66- Var konutu kerem meskeni, yok meskeni verem konutu: Varlıklı ailenin durumu konuk ağırlamaya, gereken yerlere yardım etmeye, armağanlar vermeye elverişlidir; fakir ailenin meskeninde dert ve kaygıdan öbür bir şey bulunmaz.
67- Vardığın yer körse, sen de bir gözünü kapa: Girdiğin etrafta rahat etmek istiyorsan sana karşıt gelse bile çevrene ahenk sağlamalısın.
68- Yakın dost uzak hısımdan yeğdir: İlgi ve iyiliklerini görmekte olduğumuz komşu ve dostlarımız, hiçbir ilgisini görmediğimiz akrabalarımızdan bize daha yakındır.
69- Zorla hoşluk olmaz: 1. Bireye, beğenmediği şey zorla beğendirilemez. 2. Bir iş beşere güç kullanılarak yaptırılamaz.

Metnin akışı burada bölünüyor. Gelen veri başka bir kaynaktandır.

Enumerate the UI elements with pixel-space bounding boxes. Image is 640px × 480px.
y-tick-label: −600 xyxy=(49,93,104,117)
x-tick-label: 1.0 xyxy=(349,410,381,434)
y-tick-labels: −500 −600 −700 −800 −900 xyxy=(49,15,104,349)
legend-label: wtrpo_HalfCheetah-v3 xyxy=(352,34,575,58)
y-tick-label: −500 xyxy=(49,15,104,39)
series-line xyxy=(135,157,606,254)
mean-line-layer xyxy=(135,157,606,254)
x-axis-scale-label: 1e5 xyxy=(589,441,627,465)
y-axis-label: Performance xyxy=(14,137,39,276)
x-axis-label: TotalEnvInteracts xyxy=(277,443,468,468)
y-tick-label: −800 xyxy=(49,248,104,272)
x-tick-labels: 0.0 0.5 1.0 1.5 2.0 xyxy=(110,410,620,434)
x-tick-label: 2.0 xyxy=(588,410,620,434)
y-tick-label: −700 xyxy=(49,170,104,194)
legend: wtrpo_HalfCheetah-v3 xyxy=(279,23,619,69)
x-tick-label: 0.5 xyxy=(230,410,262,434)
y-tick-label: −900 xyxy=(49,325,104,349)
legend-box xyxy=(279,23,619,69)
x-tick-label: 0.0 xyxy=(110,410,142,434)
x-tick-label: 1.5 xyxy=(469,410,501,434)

70- Yalancının meskeni yanmış, kimse inanmamış: Palavra söylemeyi huy edinen kimsenin kelamlarına, gerçeği söylediği vakit bile inanılmaz.
71- Zayi olan koyunun kuyruğu büyük olur: Elden kaçırılan fırsat beğenilen büyütülür.
72- Zemheride sür de çalı sür: Yeterli randıman alabilmek için üstünkörü olsa bile tarlayı zemheride sürmek gerekir.
73- Zemheride yoğurt isteyen cebinde bir inek taşır: Gerçekleşmesi güç bir şey isteyen kimse isteğini gerçekleştirecek devayı kendisi bulmak zorundadır.
74- Varlıklı otomobilini dağdan aşırır, züğürt ovada yolunu şaşırır: Varlıklı, para gücüyle zahmetleri yenerken fakir, parasızlık yüzünden en kolay işi bile başaramaz.
75- Zora, beyefendilerin borcu var: Güç kullanan bireylerin istediğini en güçlü kimseler bile verirler.